Despite the fact that it wasn’t obvious to me, this was undoubtedly my greatest weakness. At the beginning of my time at university, I had little or no schedule, which made it difficult for me to fill my day and I would frequently stop by the kitchen for a snack, no matter how healthy it seemed. For some people, this is one of the most difficult things to accomplish, yet it is important to good diabetes management. In terms of what you may have as a snack: unsweetened dried fruits such as apricots and apricot nectar, as well as fresh fruits, vegetables (especially red pepper and cucumber), and dark chocolate (richer and nicer and you only want 2 squares usually).
Avoid white flour and replace it with whole grain carbohydrates.
Including this in your diet will have the most impact on your ability to shed pounds. In fact, some diets are quite successful if they only focus on this one aspect. Switching to wholemeal (particularly stoneground wholemeal) is a lot easier than you think because it’s so excellent for you and has so much more flavour. Although the bread selection at your local grocery may astound you, keep in mind that the healthiest option is the freshest, with the fewest preservatives or other substances. Also, brown or basmati rice has a wonderful nutty flavour and is an excellent option. The smaller new potatoes would be ideal for your potatoes, as would wholemeal spaghetti.
Rather than mixing drinks, switch to red wine.
Sugar, colourants, and preservatives abound in cocktails. When I’m out with friends, I usually stick to Malibu and Diet Coke since I’ve got a lot of practise with going out and not drinking drinks. Adding Diet Coke (which has almost little sugar) to the mix makes it appear as if I’m sipping Malibu. The anti-oxidants in red wine have been shown to be beneficial in maintaining a healthy heart, so if you’re dining out, red wine is the way to go (apart from water, of course!). One glass a day with dinner is the suggested serving size.
Cook additional fruits and veggies in your meals.
There are several benefits to eating a diet rich in fresh fruits and vegetables. There are countless ways to prepare veggies, but I prefer raw and steamed over everything else. Both of these methods retain all of their natural flavour. This piece will be followed by a post on diabetes recipes.
It’s time to hydrate!
Drinking more water has numerous advantages, as you’ve probably heard before. One way to make sure you drink enough water throughout the day is to keep water bottles beside you wherever you go, whether at home or at work.

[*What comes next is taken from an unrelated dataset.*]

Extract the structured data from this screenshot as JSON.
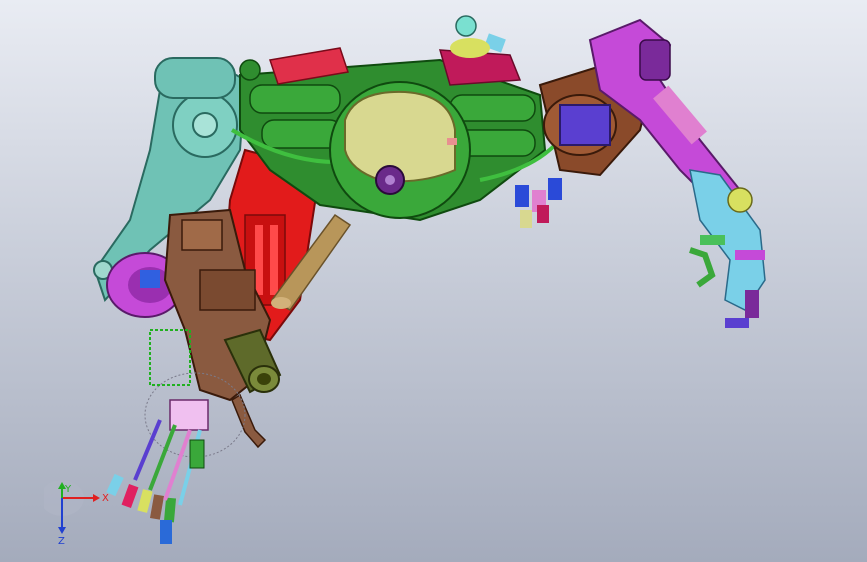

Make sure you have one on your desk, on your desk, a glass in every room of your house. All these glasses should be consumed in order to reach the recommended daily intake of eight glasses of water. The key is to gradually increase your water intake; if you try to down all eight glasses at once, you won’t be as motivated to do so in the future. Try it, you’ll be amazed at how much better you’ll feel.